(HealthDay News) — Glucagon-like peptide-1 (GLP-1) receptor agonists (RAs) are associated with increased risk of gastrointestinal adverse events (AEs), with risk varying based on dose, background medications, and type of GLP-1 RA, according to research published in Diabetes, Obesity and Metabolism.

Karolin Bettge, from St. Josef Hospital in Bochum, Germany, and colleagues conducted a systematic literature review and selected 32 phase 3 clinical trials with GLP-1 RAs. They analyzed the proportion of patients reporting nausea, vomiting, or diarrhea for different doses and glucose-lowering background medications.

The researchers observed a dose-dependent risk for nausea for long-acting agents and across all GLP-1 RAs (P = .0063 and .0017, respectively); a similar trend was seen for vomiting (P = .23). There was a dose-dependent risk for diarrhea (P = .031). More nausea and vomiting were seen for background treatment with metformin (P = .04 and .0009, respectively). Less nausea and less diarrhea were seen for lixisenatide vs exenatide (twice/day). The risk was similar for dulaglutide and liraglutide, while less risk was seen for exenatide and albiglutide vs liraglutide. Compared with short-acting agents, long-acting GLP-1 RAs correlated with less nausea and vomiting but more diarrhea.
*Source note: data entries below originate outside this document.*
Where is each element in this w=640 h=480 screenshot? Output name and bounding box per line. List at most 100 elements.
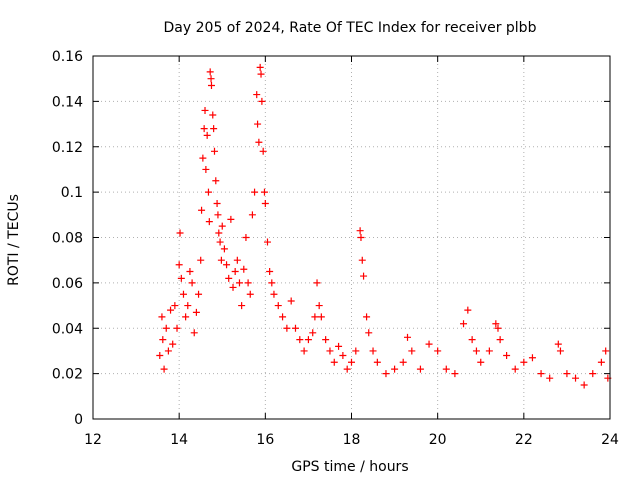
y-tick-label: 0.08	[52, 231, 83, 247]
data-point	[179, 290, 187, 298]
data-point	[210, 125, 218, 133]
data-point	[171, 302, 179, 310]
chart-title: Day 205 of 2024, Rate Of TEC Index for r…	[164, 20, 537, 36]
data-point	[235, 279, 243, 287]
data-point	[597, 358, 605, 366]
data-point	[464, 306, 472, 314]
data-point	[339, 351, 347, 359]
data-point	[162, 324, 170, 332]
data-point	[160, 365, 168, 373]
data-point	[261, 199, 269, 207]
data-point	[164, 347, 172, 355]
data-point	[485, 347, 493, 355]
x-tick-label: 12	[84, 432, 102, 448]
data-point	[231, 268, 239, 276]
data-point	[177, 274, 185, 282]
data-point	[580, 381, 588, 389]
data-point	[190, 329, 198, 337]
data-point	[511, 365, 519, 373]
data-point	[223, 261, 231, 269]
data-point	[203, 131, 211, 139]
plot-frame	[92, 55, 611, 420]
data-point	[373, 358, 381, 366]
x-axis-label: GPS time / hours	[291, 459, 408, 475]
data-point	[213, 199, 221, 207]
data-point	[404, 333, 412, 341]
data-point	[255, 138, 263, 146]
data-point	[227, 215, 235, 223]
data-point	[335, 342, 343, 350]
data-point	[176, 229, 184, 237]
data-point	[182, 313, 190, 321]
data-point	[311, 313, 319, 321]
data-point	[494, 324, 502, 332]
y-axis-label: ROTI / TECUs	[6, 194, 22, 286]
data-point	[365, 329, 373, 337]
data-point	[159, 336, 167, 344]
data-point	[468, 336, 476, 344]
data-point	[391, 365, 399, 373]
data-point	[520, 358, 528, 366]
y-tick-label: 0.06	[52, 276, 83, 292]
data-point	[258, 97, 266, 105]
data-point	[326, 347, 334, 355]
data-point	[408, 347, 416, 355]
data-point	[287, 297, 295, 305]
data-point	[503, 351, 511, 359]
data-point	[352, 347, 360, 355]
data-point	[363, 313, 371, 321]
data-point	[240, 265, 248, 273]
data-point	[546, 374, 554, 382]
data-point	[554, 340, 562, 348]
data-point	[197, 256, 205, 264]
data-point	[309, 329, 317, 337]
data-point	[313, 279, 321, 287]
data-point	[528, 354, 536, 362]
data-point	[270, 290, 278, 298]
data-point	[202, 165, 210, 173]
data-point	[283, 324, 291, 332]
data-point	[357, 234, 365, 241]
data-point	[296, 336, 304, 344]
data-point	[195, 290, 203, 298]
data-point	[589, 370, 597, 378]
data-point	[291, 324, 299, 332]
x-tick-label: 16	[256, 432, 274, 448]
data-point	[343, 365, 351, 373]
data-point	[369, 347, 377, 355]
data-point	[233, 256, 241, 264]
axes-layer: 12 14 16 18 20 22 24 0 0.02 0.04 0.06 0.08 0.1 0.12 0.…	[52, 49, 619, 448]
y-tick-label: 0.1	[61, 185, 83, 201]
data-point	[209, 111, 217, 119]
data-point	[212, 177, 220, 185]
y-tick-label: 0	[74, 412, 83, 428]
data-point	[242, 234, 250, 241]
data-point	[205, 218, 213, 226]
data-point	[217, 256, 225, 264]
data-point	[257, 70, 265, 78]
data-point	[315, 302, 323, 310]
y-tick-label: 0.12	[52, 140, 83, 156]
data-point	[492, 320, 500, 328]
data-point	[156, 351, 164, 359]
data-point	[263, 238, 271, 246]
data-point	[201, 106, 209, 114]
data-point	[260, 188, 268, 196]
data-point	[169, 340, 177, 348]
data-point	[215, 229, 223, 237]
data-point	[253, 91, 261, 99]
data-point	[416, 365, 424, 373]
data-point	[225, 274, 233, 282]
y-tick-label: 0.14	[52, 94, 83, 110]
data-point	[204, 188, 212, 196]
data-point	[207, 75, 215, 83]
data-point	[425, 340, 433, 348]
data-point	[259, 147, 267, 155]
data-point	[207, 81, 215, 89]
data-point	[244, 279, 252, 287]
data-point	[199, 154, 207, 162]
data-point	[434, 347, 442, 355]
data-point	[173, 324, 181, 332]
data-point	[563, 370, 571, 378]
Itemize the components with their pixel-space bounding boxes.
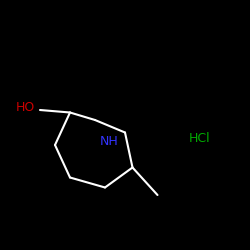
Text: HCl: HCl — [189, 132, 211, 145]
Text: HO: HO — [16, 101, 34, 114]
Text: NH: NH — [100, 135, 118, 148]
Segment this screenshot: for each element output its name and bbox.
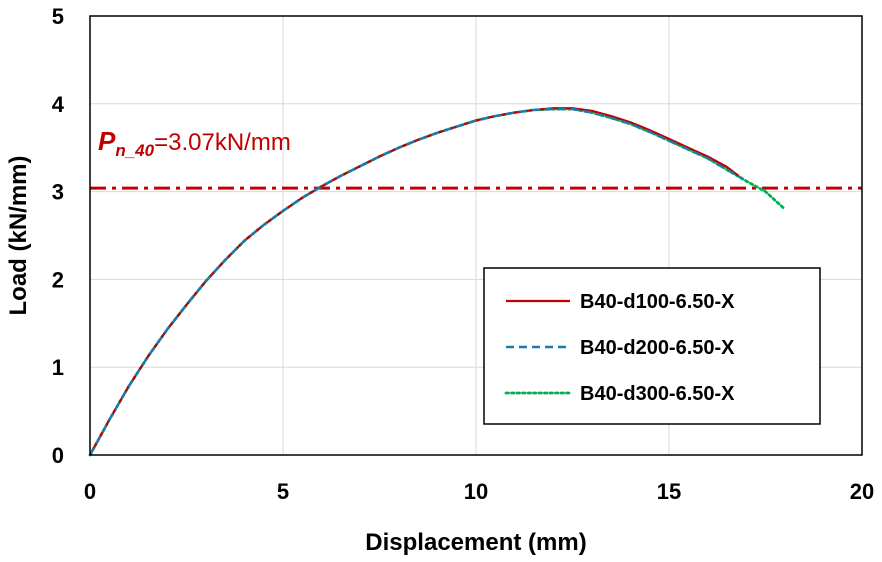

“GLP-1 RAs are associated with gastrointestinal AEs that are related to dose and background medications (especially metformin), and may vary in a compound-specific manner,” the authors write.

Several authors disclosed financial ties to the pharmaceutical industry.


  1. Bettge K, Kahle M, Abd El Aziz MS, Meier JJ, Nauck MA. Occurrence of nausea, vomiting, and diarrhea reported as adverse events in clinical trials studying glucagon-like peptide-1 receptor agonists: A systematic analysis of published clinical trials. Diabetes Obes Metab. 2016. doi:10.1111/dom,12824.